Carro, pra que te quero?
Luciano Siqueira
instagram.com/lucianosiqueira65
Todos nós conhecemos aquele tipo que concentra todos os seus desejos no carro do ano, mesmo sem o poder aquisitivo para tanto, que trata a sua fubica com mais carinho do que à mulher amada. A comparação não é feliz, mas é a crua realidade. Tanto que jingles nas rádios e comerciais na TV reforçam essa atitude, digamos, rebaixada do ser humano envolto na areia movediça da sociedade de consumo.
Isso acontece aqui e em toda parte.
Nos EUA, por exemplo, foi divulgada uma pesquisa patrocinada pela da Rede de Saúde
do Homem e pela Abott, que revela que a maioria dos homens considera mais
fácil cuidar do carro do que da própria saúde. Nada menos do que 70% dos
501 homens entre 45-65 anos entrevistados pensam assim.
Aí a gente fica sem saber se o
problema é de descaso com a própria saúde ou de amor excessivo ao objeto de
consumo. Na dúvida, crave nas duas alternativas.
A segunda é até compreensível no caso
dos homens norte-americanos, onde tudo se consome sem o crivo da necessidade
básica, às custas do resto do mundo. Pelo menos a população incluída no
mercado, tirante os mais de 30 milhões de excluídos (segundo se divulga).

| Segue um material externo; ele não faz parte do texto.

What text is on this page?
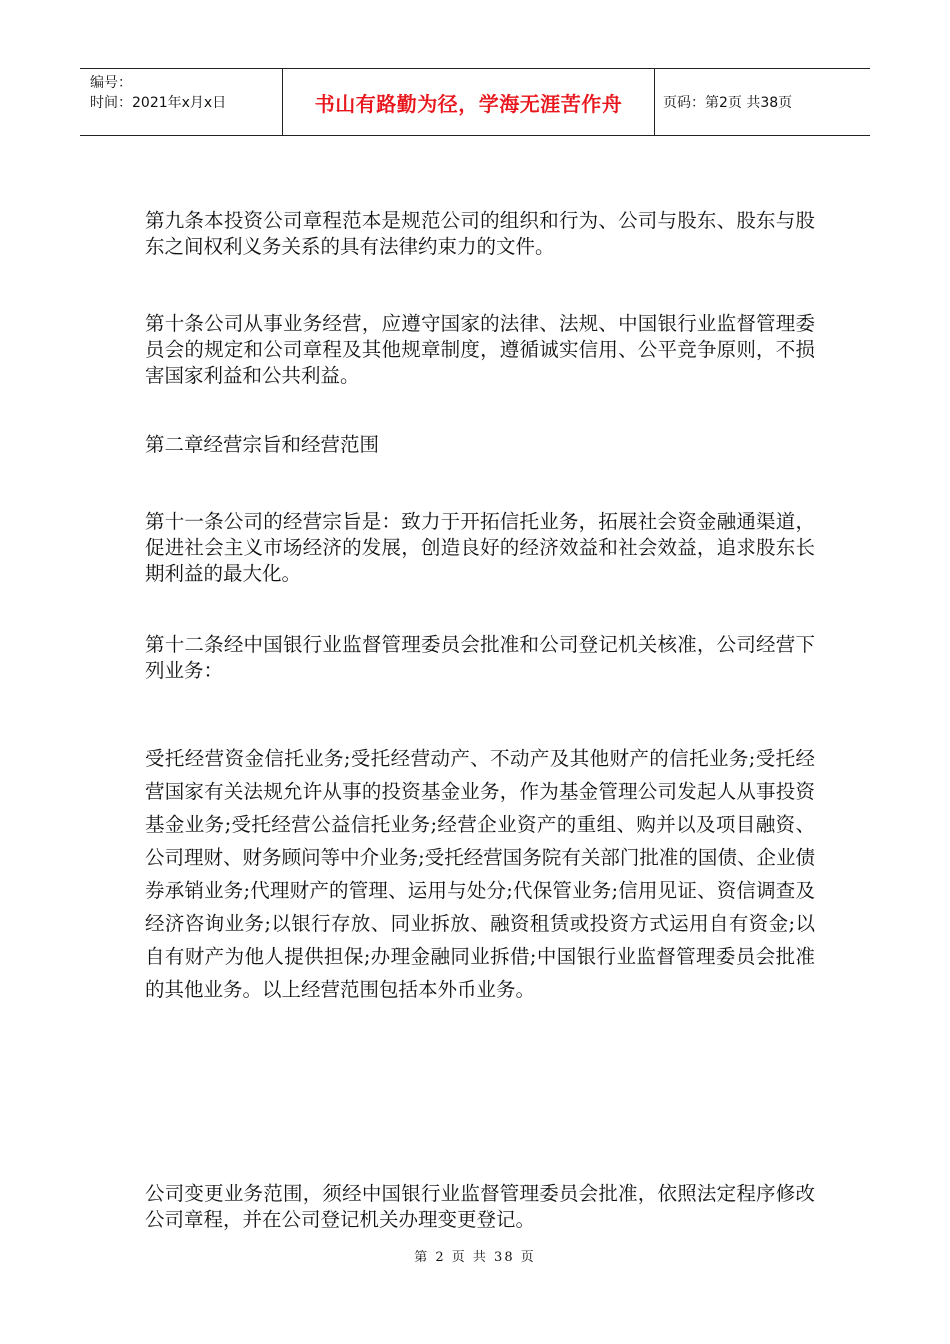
编号：
时间：2021年x月x日	书山有路勤为径，学海无涯苦作舟	页码：第2页 共38页

第九条本投资公司章程范本是规范公司的组织和行为、公司与股东、股东与股东之间权利义务关系的具有法律约束力的文件。

第十条公司从事业务经营，应遵守国家的法律、法规、中国银行业监督管理委员会的规定和公司章程及其他规章制度，遵循诚实信用、公平竞争原则，不损害国家利益和公共利益。

第二章经营宗旨和经营范围

第十一条公司的经营宗旨是：致力于开拓信托业务，拓展社会资金融通渠道，促进社会主义市场经济的发展，创造良好的经济效益和社会效益，追求股东长期利益的最大化。

第十二条经中国银行业监督管理委员会批准和公司登记机关核准，公司经营下列业务：

受托经营资金信托业务;受托经营动产、不动产及其他财产的信托业务;受托经营国家有关法规允许从事的投资基金业务，作为基金管理公司发起人从事投资基金业务;受托经营公益信托业务;经营企业资产的重组、购并以及项目融资、公司理财、财务顾问等中介业务;受托经营国务院有关部门批准的国债、企业债券承销业务;代理财产的管理、运用与处分;代保管业务;信用见证、资信调查及经济咨询业务;以银行存放、同业拆放、融资租赁或投资方式运用自有资金;以自有财产为他人提供担保;办理金融同业拆借;中国银行业监督管理委员会批准的其他业务。以上经营范围包括本外币业务。

公司变更业务范围，须经中国银行业监督管理委员会批准，依照法定程序修改公司章程，并在公司登记机关办理变更登记。

第 2 页 共 38 页
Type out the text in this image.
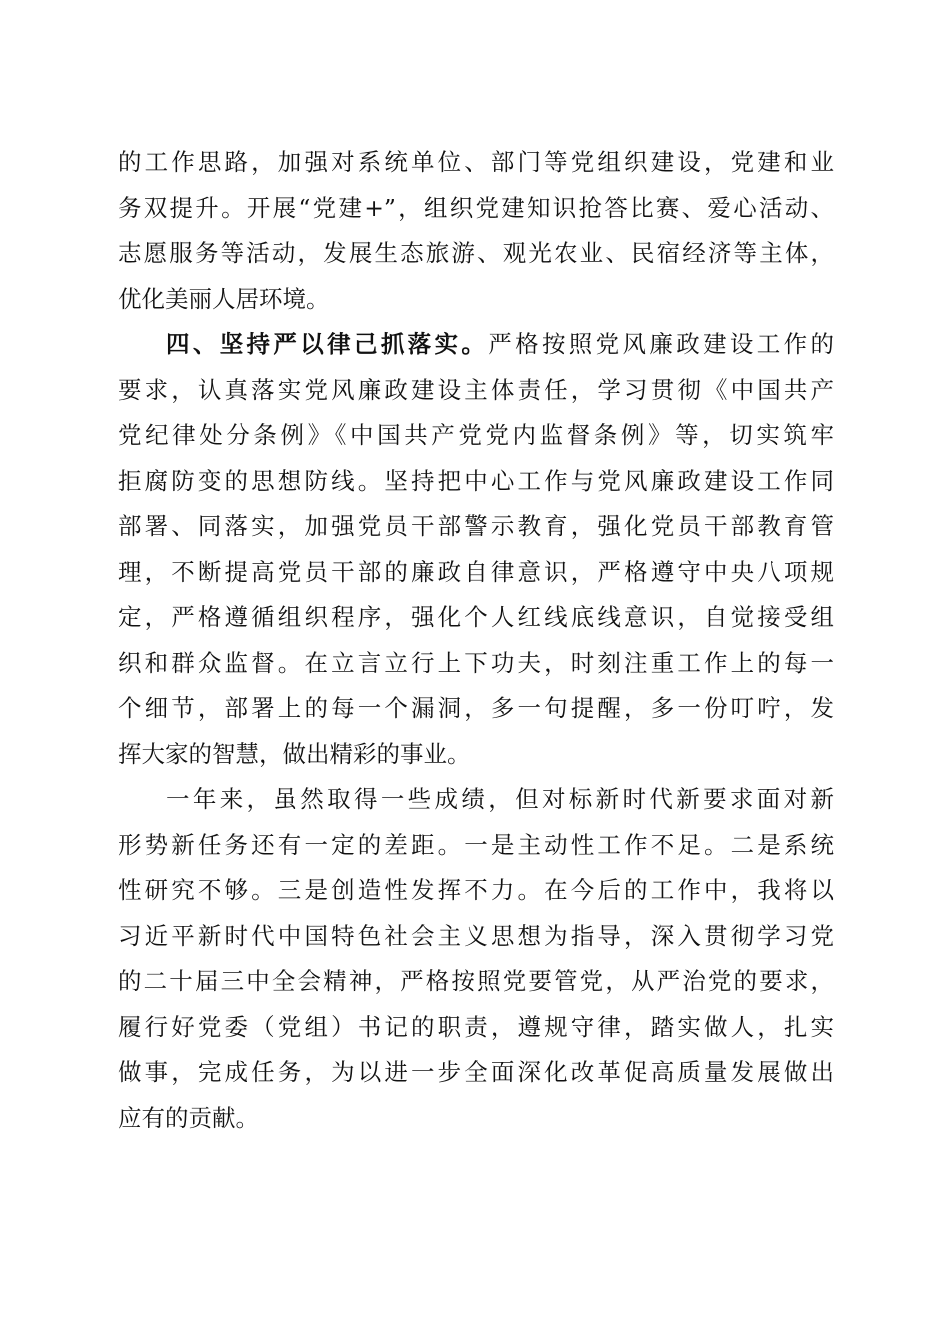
的工作思路，加强对系统单位、部门等党组织建设，党建和业
务双提升。开展“党建+”，组织党建知识抢答比赛、爱心活动、
志愿服务等活动，发展生态旅游、观光农业、民宿经济等主体，
优化美丽人居环境。
四、坚持严以律己抓落实。严格按照党风廉政建设工作的
要求，认真落实党风廉政建设主体责任，学习贯彻《中国共产
党纪律处分条例》《中国共产党党内监督条例》等，切实筑牢
拒腐防变的思想防线。坚持把中心工作与党风廉政建设工作同
部署、同落实，加强党员干部警示教育，强化党员干部教育管
理，不断提高党员干部的廉政自律意识，严格遵守中央八项规
定，严格遵循组织程序，强化个人红线底线意识，自觉接受组
织和群众监督。在立言立行上下功夫，时刻注重工作上的每一
个细节，部署上的每一个漏洞，多一句提醒，多一份叮咛，发
挥大家的智慧，做出精彩的事业。
一年来，虽然取得一些成绩，但对标新时代新要求面对新
形势新任务还有一定的差距。一是主动性工作不足。二是系统
性研究不够。三是创造性发挥不力。在今后的工作中，我将以
习近平新时代中国特色社会主义思想为指导，深入贯彻学习党
的二十届三中全会精神，严格按照党要管党，从严治党的要求，
履行好党委（党组）书记的职责，遵规守律，踏实做人，扎实
做事，完成任务，为以进一步全面深化改革促高质量发展做出
应有的贡献。
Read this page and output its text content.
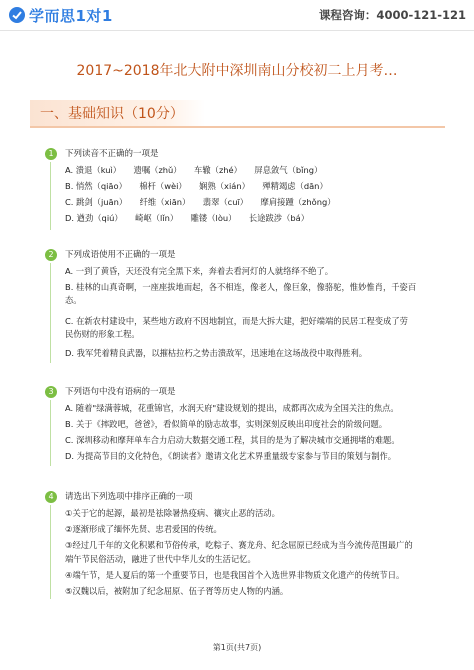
学而思1对1	课程咨询：4000-121-121
2017~2018年北大附中深圳南山分校初二上月考…
一、基础知识（10分）
1	下列读音不正确的一项是
A. 溃退（kuì）　　遗嘱（zhǔ）　　车辙（zhé）　　屏息敛气（bǐng）
B. 悄然（qiāo）　　棉杆（wèi）　　娴熟（xián）　　殚精竭虑（dān）
C. 跳剑（juān）　　纤维（xiān）　　翡翠（cuī）　　摩肩接踵（zhǒng）
D. 遒劲（qiú）　　崎岖（lǐn）　　雕镂（lòu）　　长途跋涉（bá）
2	下列成语使用不正确的一项是
A. 一到了黄昏，天还没有完全黑下来，奔着去看河灯的人就络绎不绝了。
B. 桂林的山真奇啊，一座座拔地而起，各不相连，像老人，像巨象，像骆驼，惟妙惟肖，千姿百
态。
C. 在新农村建设中，某些地方政府不因地制宜，而是大拆大建，把好端端的民居工程变成了劳
民伤财的形象工程。
D. 我军凭着精良武器，以摧枯拉朽之势击溃敌军，迅速地在这场战役中取得胜利。
3	下列语句中没有语病的一项是
A. 随着"绿满蓉城，花重锦官，水润天府"建设规划的提出，成都再次成为全国关注的焦点。
B. 关于《摔跤吧，爸爸》，看似简单的励志故事，实则深刻反映出印度社会的阶级问题。
C. 深圳移动和摩拜单车合力启动大数据交通工程，其目的是为了解决城市交通拥堵的难题。
D. 为提高节目的文化特色，《朗读者》邀请文化艺术界重量级专家参与节目的策划与制作。
4	请选出下列选项中排序正确的一项
①关于它的起源，最初是祛除暑热疫病、禳灾止恶的活动。
②逐渐形成了缅怀先贤、忠君爱国的传统。
③经过几千年的文化积累和节俗传承，吃粽子、赛龙舟、纪念屈原已经成为当今流传范围最广的
端午节民俗活动，融进了世代中华儿女的生活记忆。
④端午节，是人夏后的第一个重要节日，也是我国首个入选世界非物质文化遗产的传统节日。
⑤汉魏以后，被附加了纪念屈原、伍子胥等历史人物的内涵。
第1页(共7页)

Mas não cuidar da saúde é coisa de
gente pouco esclarecida, não é mesmo? Aliás, não é a primeira vez que me dou
conta de que a tal “população culta e educada” que frequenta o imaginário de
nós outros periféricos nem sempre corresponde à realidade.
Quando vice-prefeito do Recife, ainda
na gestão do prefeito João Paulo e do nosso secretário de Saneamento, Antonio
Miranda, participei de uma conversa com técnicos alemães que nos apresentaram
tecnologias avançadas na revitalização de recursos hídricos. A certa altura, um
deles, após explicar como haviam revitalizado o rio Reno, arrematou: “Mas foi
necessário um imenso esforço de educação ambiental junto à população!”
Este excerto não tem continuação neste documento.